Zira “herkes” kendini iyi adamlardan sanıyor, herkes kendini en bilgili sanıyor, herkes kendinin “en sağlam iman eden” sanıyor günümüzde. Her namaz kıldığını sanan “kendini” miraca çıktığını sanıyor, deme gitsin.
Ya da kendi gurubunu, kendi cemaatini, kendi tarikatını, kendi partisini öyle sanıyor, öyle inanıyor. Kendileri dışında herkes yanlış yolda, herkes yanlış din anlatıyor, herkes batıl işler peşinde.
NEYSE:
İşte o günlerden bir günde (bir Cuma günü) Cuma öncesi doktora çıkmam gerekti. Ve biraz geciktiğim için Cuma namazına az kalmıştı. Özel güvenlikçiye “Cuma namazı için yakınlarda bir cami olup olmadığını sordum” yakınlarda cami yok ama “hemen yukarda” yurt binasında namaz kılınıyor dedi, ve oraya gittim.

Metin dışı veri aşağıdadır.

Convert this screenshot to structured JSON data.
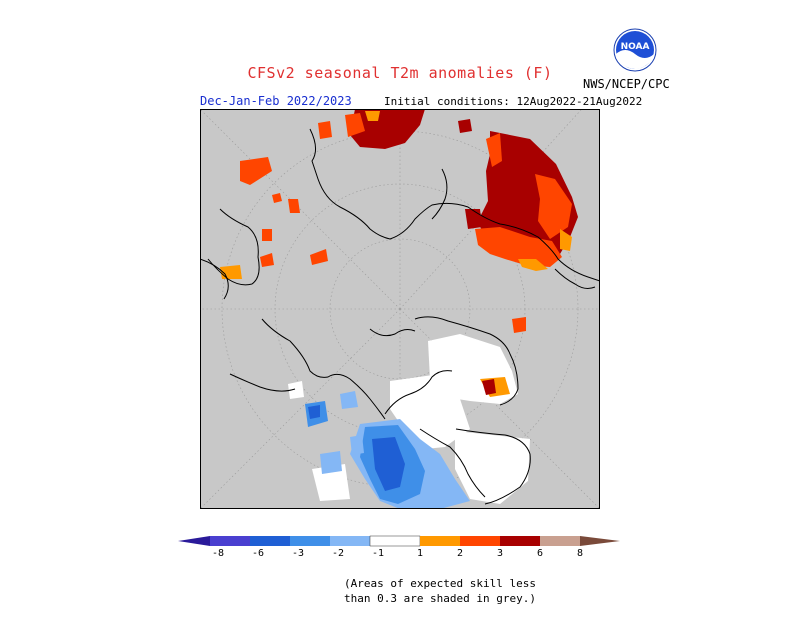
{
  "header": {
    "title": "CFSv2 seasonal T2m anomalies (F)",
    "period": "Dec-Jan-Feb 2022/2023",
    "initial_conditions": "Initial conditions: 12Aug2022-21Aug2022",
    "source": "NWS/NCEP/CPC",
    "logo_text": "NOAA"
  },
  "legend": {
    "labels": [
      "-8",
      "-6",
      "-3",
      "-2",
      "-1",
      "1",
      "2",
      "3",
      "6",
      "8"
    ],
    "colors": {
      "below_8": "#2a1a9a",
      "m8_m6": "#4a3fd0",
      "m6_m3": "#1f5fd4",
      "m3_m2": "#3f8fe8",
      "m2_m1": "#84b7f5",
      "neutral": "#ffffff",
      "p1_p2": "#ff9900",
      "p2_p3": "#ff4500",
      "p3_p6": "#a80000",
      "p6_p8": "#c9a090",
      "above_8": "#7a4a3a"
    }
  },
  "map": {
    "background": "#c8c8c8",
    "low_skill_color": "#c8c8c8"
  },
  "note": {
    "line1": "(Areas of expected skill less",
    "line2": "than 0.3 are shaded in grey.)"
  }
}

Bir hoca efendi vaaz ediyordu. Konuşmasından iki bölüm aktaracağım size. Öteki bölümler de “aktaracaklarımın” aynı benzeriydi zaten.

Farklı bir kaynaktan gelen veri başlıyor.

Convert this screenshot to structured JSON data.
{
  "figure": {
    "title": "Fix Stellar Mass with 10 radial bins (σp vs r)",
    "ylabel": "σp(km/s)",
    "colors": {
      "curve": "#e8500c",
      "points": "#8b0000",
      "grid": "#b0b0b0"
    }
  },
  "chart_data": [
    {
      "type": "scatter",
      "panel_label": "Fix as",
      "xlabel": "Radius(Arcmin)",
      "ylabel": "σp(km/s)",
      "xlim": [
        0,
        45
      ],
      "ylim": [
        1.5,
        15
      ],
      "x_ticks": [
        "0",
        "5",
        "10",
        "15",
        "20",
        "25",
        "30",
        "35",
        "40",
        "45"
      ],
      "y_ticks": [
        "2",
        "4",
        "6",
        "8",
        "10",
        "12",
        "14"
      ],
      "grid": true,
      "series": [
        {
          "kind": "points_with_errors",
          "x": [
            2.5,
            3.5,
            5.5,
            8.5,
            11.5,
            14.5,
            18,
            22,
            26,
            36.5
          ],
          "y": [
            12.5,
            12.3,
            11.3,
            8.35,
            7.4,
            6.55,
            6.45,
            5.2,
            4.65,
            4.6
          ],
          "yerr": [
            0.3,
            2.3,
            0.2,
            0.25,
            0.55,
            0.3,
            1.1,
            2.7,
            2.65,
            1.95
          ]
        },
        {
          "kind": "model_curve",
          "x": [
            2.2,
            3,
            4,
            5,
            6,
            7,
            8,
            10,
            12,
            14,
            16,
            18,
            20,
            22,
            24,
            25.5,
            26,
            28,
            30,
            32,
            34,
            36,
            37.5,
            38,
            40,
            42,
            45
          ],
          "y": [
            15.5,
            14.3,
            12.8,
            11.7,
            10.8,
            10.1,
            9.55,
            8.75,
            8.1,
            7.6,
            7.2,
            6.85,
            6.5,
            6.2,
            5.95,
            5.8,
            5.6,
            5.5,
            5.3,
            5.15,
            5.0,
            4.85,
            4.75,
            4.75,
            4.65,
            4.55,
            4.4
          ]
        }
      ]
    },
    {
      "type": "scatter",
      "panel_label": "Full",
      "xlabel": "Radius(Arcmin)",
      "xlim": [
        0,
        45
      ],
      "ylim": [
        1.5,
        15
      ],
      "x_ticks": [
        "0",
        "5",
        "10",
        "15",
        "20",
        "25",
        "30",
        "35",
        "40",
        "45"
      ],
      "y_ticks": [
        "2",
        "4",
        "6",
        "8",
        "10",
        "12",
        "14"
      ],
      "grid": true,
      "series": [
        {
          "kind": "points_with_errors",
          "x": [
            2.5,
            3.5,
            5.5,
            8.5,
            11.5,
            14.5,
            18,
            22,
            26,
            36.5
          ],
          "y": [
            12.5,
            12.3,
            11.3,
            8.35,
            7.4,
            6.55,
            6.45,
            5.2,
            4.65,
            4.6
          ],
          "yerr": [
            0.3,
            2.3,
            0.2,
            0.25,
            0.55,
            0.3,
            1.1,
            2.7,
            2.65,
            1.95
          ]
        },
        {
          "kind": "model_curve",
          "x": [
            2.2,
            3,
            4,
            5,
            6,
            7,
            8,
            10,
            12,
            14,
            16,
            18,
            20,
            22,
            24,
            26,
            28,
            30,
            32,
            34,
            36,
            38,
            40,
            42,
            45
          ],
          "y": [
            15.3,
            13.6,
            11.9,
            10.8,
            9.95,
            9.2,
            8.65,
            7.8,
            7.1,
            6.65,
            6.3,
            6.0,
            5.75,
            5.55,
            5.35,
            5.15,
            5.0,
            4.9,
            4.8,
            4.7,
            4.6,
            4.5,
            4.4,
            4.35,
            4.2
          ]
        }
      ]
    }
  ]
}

BİR: Hocamız Allah dedi “Allah soru soranları sevmez” dedi, Peygamberden nakille. Nereden bulmuşsa bu bilgiyi. Oysa İslam baştan sona “sorma bilme ve öğrenme” diniydi. Biz ki “yani bu ülke insanı” soru sormaktan korktuğumuz için, veya korkuttukları için “bu kadar karanlıklarda kaldık” bu kadar haksızlıkların ortasında kaldık, bunca cahil bırakıldık İslam konusunda. Merak etmeyin “İslam adına” bildiklerimizin çoğu İslam değil. Biz atalarımızın, büyüklerimizin ağabey dediğimiz adamların, şeyhlerimizin dini üzereyiz.

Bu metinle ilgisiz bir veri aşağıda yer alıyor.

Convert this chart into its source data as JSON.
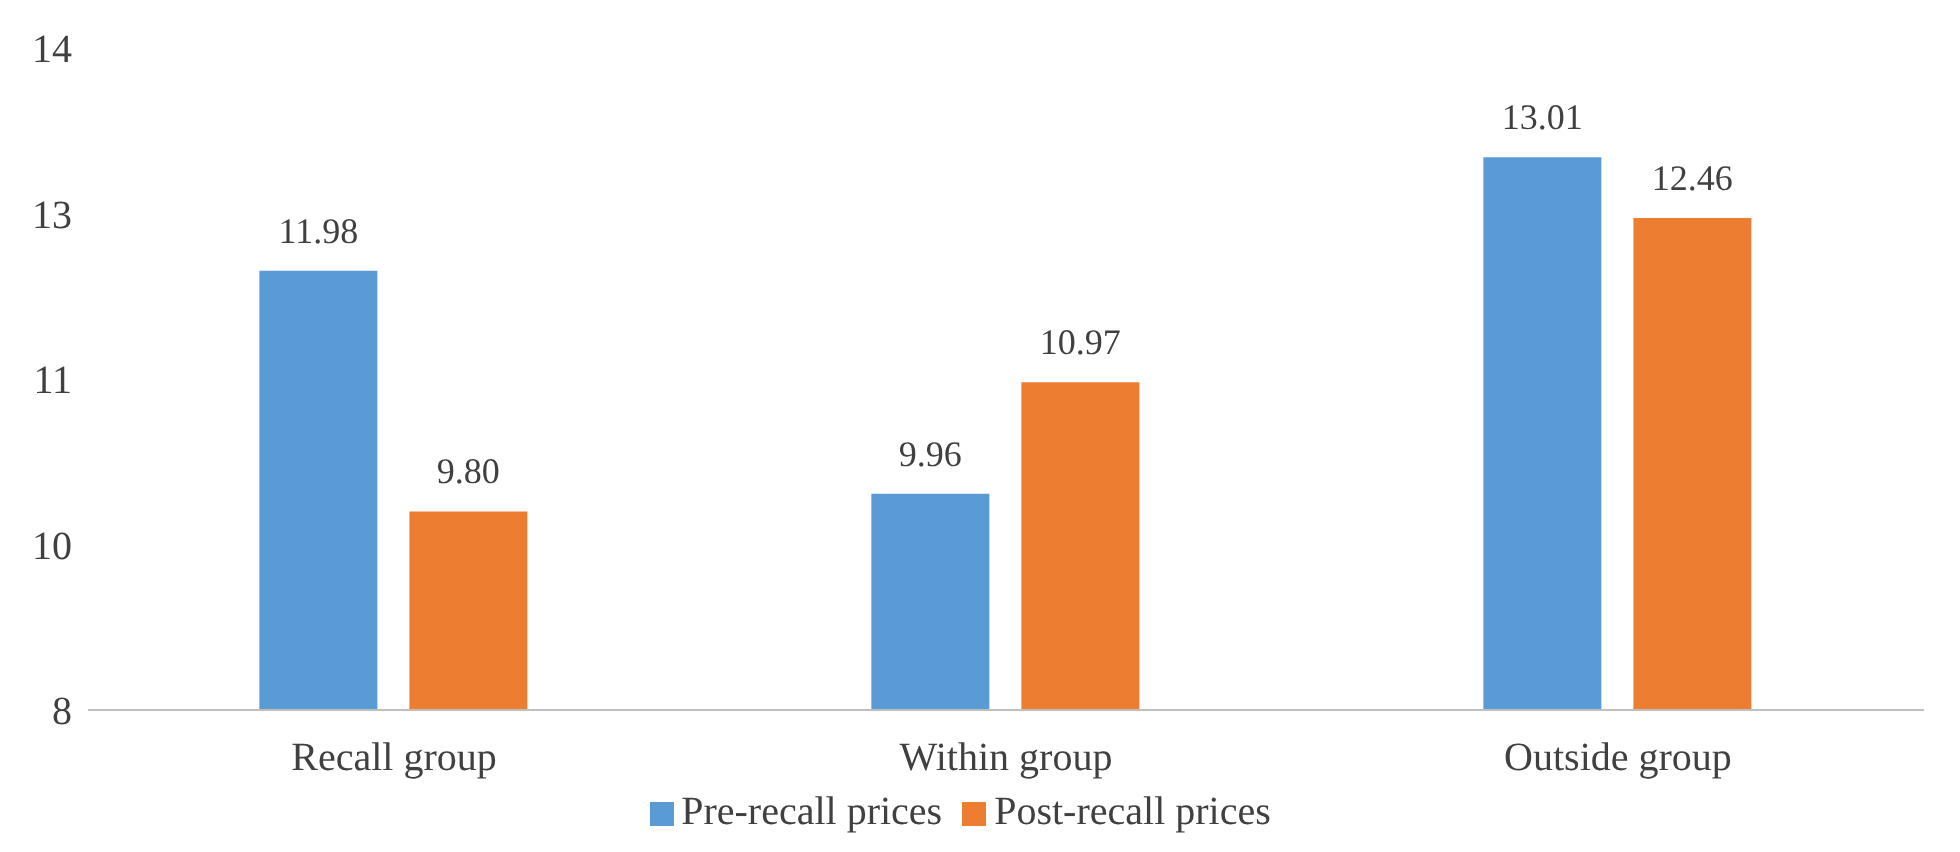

Soramadık kimseye “bunu nerden buldun, bu serveti nasıl edindin” diye. Yanlış anlaşılmasın “burada” muhatabımız siyasetçilerdir.
Sonra soramadık din adına konuşanlara “bu söyledikleriniz” dinin neresinde var diye, kitabın neresinde var diye. Bundandır din pazarlamacıları köşe oldular yaşadıkları kentler de.
Allah’ın ipinden söz etti hocamız. Allah’ın ipine sımsıkı sarılmadan söz etti. Ama sonra “sonra” bu ipin “ehli sünnet ve cemaat” olduğunu söyledi. Oysa Peygamberimizin ağzından ne böyle bir söz çıkmıştır, ne böyle bir tavsiyesi vardır ümmetine. Ehli Sünnet tanımı “asırlar sonra” kimi mezhep imamları tarafından söylenmiştir.
Yine uzun oldu. Yine anlatamadım anlatılması gerekenleri Umarım anlamak isteyenler anlamıştır. Binler selam hepinize. Sözümüze, ve düşüncelerimize katılmayanlar “kardeşçe” bize bir söz etsinler lütfen.